さらに後ろに控える二つの太田家の家臣達が加わり!すかさず、立花将広まで踊り出すと盛り上がりました。
「ひとたびぃー!生おぅ受けぇー!
滅っっせぬぅぅー!者のぉー!
あるべぇきーかぁー!
滅っっせぬぅー!者のぉーぉー!
あるべぇーきぃーかぁー!!」
右手に扇子を指して決めポーズに吉良家の家臣達まで参加した和やかな騒ぎになりました。
「ぶははは!なんだ?皆さん立花家の芝居公演を観たのか!?敦盛の舞が気に入ったな?」
笑いながら立花将広が叫びます!
「酒だぁー!酒を持ってこーい!」
府中から持ち込んだ清酒、焼酎、酒のツマミが運ばれてきました。
「芝居仲間だー!
皆で一緒に呑むぞー!」
「おぅー!立花家の酒は評判が良いらしいな?まずは試してやるぞ!」
賑やかな宴会に早変わりとなりました。
深夜まで騒いだ仲間達は翌朝、二日酔いになりながら、立花将広を中心に細かい点まで合意に至り、交渉成立、立花家、吉良家、江戸太田家、岩槻太田家の四家の重役が同盟締結の書面に調印するに至りました。

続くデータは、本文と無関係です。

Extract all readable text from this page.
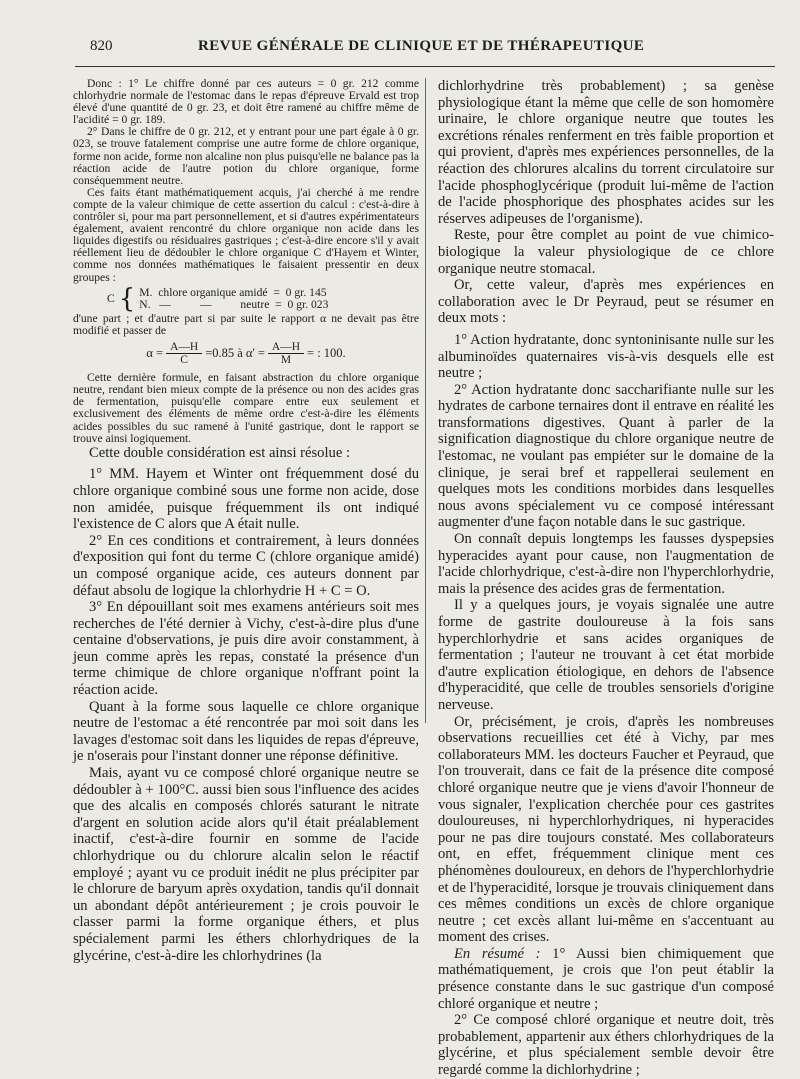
820	REVUE GÉNÉRALE DE CLINIQUE ET DE THÉRAPEUTIQUE

Donc : 1° Le chiffre donné par ces auteurs = 0 gr. 212 comme chlorhydrie normale de l'estomac dans le repas d'épreuve Ervald est trop élevé d'une quantité de 0 gr. 23, et doit être ramené au chiffre même de l'acidité = 0 gr. 189.

2° Dans le chiffre de 0 gr. 212, et y entrant pour une part égale à 0 gr. 023, se trouve fatalement comprise une autre forme de chlore organique, forme non acide, forme non alcaline non plus puisqu'elle ne balance pas la réaction acide de l'autre potion du chlore organique, forme conséquemment neutre.

Ces faits étant mathématiquement acquis, j'ai cherché à me rendre compte de la valeur chimique de cette assertion du calcul : c'est-à-dire à contrôler si, pour ma part personnellement, et si d'autres expérimentateurs également, avaient rencontré du chlore organique non acide dans les liquides digestifs ou résiduaires gastriques ; c'est-à-dire encore s'il y avait réellement lieu de dédoubler le chlore organique C d'Hayem et Winter, comme nos données mathématiques le faisaient pressentir en deux groupes :

C { M.  chlore organique amidé  =  0 gr. 145
N.   —          —          neutre  =  0 gr. 023

d'une part ; et d'autre part si par suite le rapport α ne devait pas être modifié et passer de

$\alpha = \frac{A—H}{C} =0.85$ à $\alpha' = \frac{A—H}{M}$ = : 100.

Cette dernière formule, en faisant abstraction du chlore organique neutre, rendant bien mieux compte de la présence ou non des acides gras de fermentation, puisqu'elle compare entre eux seulement et exclusivement des éléments de même ordre c'est-à-dire les éléments acides possibles du suc ramené à l'unité gastrique, dont le rapport se trouve ainsi logiquement.

Cette double considération est ainsi résolue :

1° MM. Hayem et Winter ont fréquemment dosé du chlore organique combiné sous une forme non acide, dose non amidée, puisque fréquemment ils ont indiqué l'existence de C alors que A était nulle.

2° En ces conditions et contrairement, à leurs données d'exposition qui font du terme C (chlore organique amidé) un composé organique acide, ces auteurs donnent par défaut absolu de logique la chlorhydrie H + C = O.

3° En dépouillant soit mes examens antérieurs soit mes recherches de l'été dernier à Vichy, c'est-à-dire plus d'une centaine d'observations, je puis dire avoir constamment, à jeun comme après les repas, constaté la présence d'un terme chimique de chlore organique n'offrant point la réaction acide.

Quant à la forme sous laquelle ce chlore organique neutre de l'estomac a été rencontrée par moi soit dans les lavages d'estomac soit dans les liquides de repas d'épreuve, je n'oserais pour l'instant donner une réponse définitive.

Mais, ayant vu ce composé chloré organique neutre se dédoubler à + 100°C. aussi bien sous l'influence des acides que des alcalis en composés chlorés saturant le nitrate d'argent en solution acide alors qu'il était préalablement inactif, c'est-à-dire fournir en somme de l'acide chlorhydrique ou du chlorure alcalin selon le réactif employé ; ayant vu ce produit inédit ne plus précipiter par le chlorure de baryum après oxydation, tandis qu'il donnait un abondant dépôt antérieurement ; je crois pouvoir le classer parmi la forme organique éthers, et plus spécialement parmi les éthers chlorhydriques de la glycérine, c'est-à-dire les chlorhydrines (la

dichlorhydrine très probablement) ; sa genèse physiologique étant la même que celle de son homomère urinaire, le chlore organique neutre que toutes les excrétions rénales renferment en très faible proportion et qui provient, d'après mes expériences personnelles, de la réaction des chlorures alcalins du torrent circulatoire sur l'acide phosphoglycérique (produit lui-même de l'action de l'acide phosphorique des phosphates acides sur les réserves adipeuses de l'organisme).

Reste, pour être complet au point de vue chimico-biologique la valeur physiologique de ce chlore organique neutre stomacal.

Or, cette valeur, d'après mes expériences en collaboration avec le Dr Peyraud, peut se résumer en deux mots :

1° Action hydratante, donc syntoninisante nulle sur les albuminoïdes quaternaires vis-à-vis desquels elle est neutre ;

2° Action hydratante donc saccharifiante nulle sur les hydrates de carbone ternaires dont il entrave en réalité les transformations digestives. Quant à parler de la signification diagnostique du chlore organique neutre de l'estomac, ne voulant pas empiéter sur le domaine de la clinique, je serai bref et rappellerai seulement en quelques mots les conditions morbides dans lesquelles nous avons spécialement vu ce composé intéressant augmenter d'une façon notable dans le suc gastrique.

On connaît depuis longtemps les fausses dyspepsies hyperacides ayant pour cause, non l'augmentation de l'acide chlorhydrique, c'est-à-dire non l'hyperchlorhydrie, mais la présence des acides gras de fermentation.

Il y a quelques jours, je voyais signalée une autre forme de gastrite douloureuse à la fois sans hyperchlorhydrie et sans acides organiques de fermentation ; l'auteur ne trouvant à cet état morbide d'autre explication étiologique, en dehors de l'absence d'hyperacidité, que celle de troubles sensoriels d'origine nerveuse.

Or, précisément, je crois, d'après les nombreuses observations recueillies cet été à Vichy, par mes collaborateurs MM. les docteurs Faucher et Peyraud, que l'on trouverait, dans ce fait de la présence dite composé chloré organique neutre que je viens d'avoir l'honneur de vous signaler, l'explication cherchée pour ces gastrites douloureuses, ni hyperchlorhydriques, ni hyperacides pour ne pas dire toujours constaté. Mes collaborateurs ont, en effet, fréquemment clinique ment ces phénomènes douloureux, en dehors de l'hyperchlorhydrie et de l'hyperacidité, lorsque je trouvais cliniquement dans ces mêmes conditions un excès de chlore organique neutre ; cet excès allant lui-même en s'accentuant au moment des crises.

En résumé : 1° Aussi bien chimiquement que mathématiquement, je crois que l'on peut établir la présence constante dans le suc gastrique d'un composé chloré organique et neutre ;

2° Ce composé chloré organique et neutre doit, très probablement, appartenir aux éthers chlorhydriques de la glycérine, et plus spécialement semble devoir être regardé comme la dichlorhydrine ;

土壇場の交渉力で立花将広は四家の同盟を成立させました。
さらに立花家のお芝居にこんなに影響力があるなんて!芝居公演を企画した松千代の貢献はとても大きな事になりました。
今回、新たな波乱の展開、
祖父立花義秀のリーダーシップと、弟、立花将広の交渉力が成果をあげました。
松千代も大殊勲の夢報告でした。
舌足らずの軍師?(笑)
しかし、欲しがり公方、古河公方足利晴氏
武蔵、扇谷上杉朝定の二人が置き去りにされて、黙っているでしょうか?
これからの展開が読めませーん!
書き込み中にインスピレーションが降りてくるので、笑えるほど、筆者にもわかりませーん!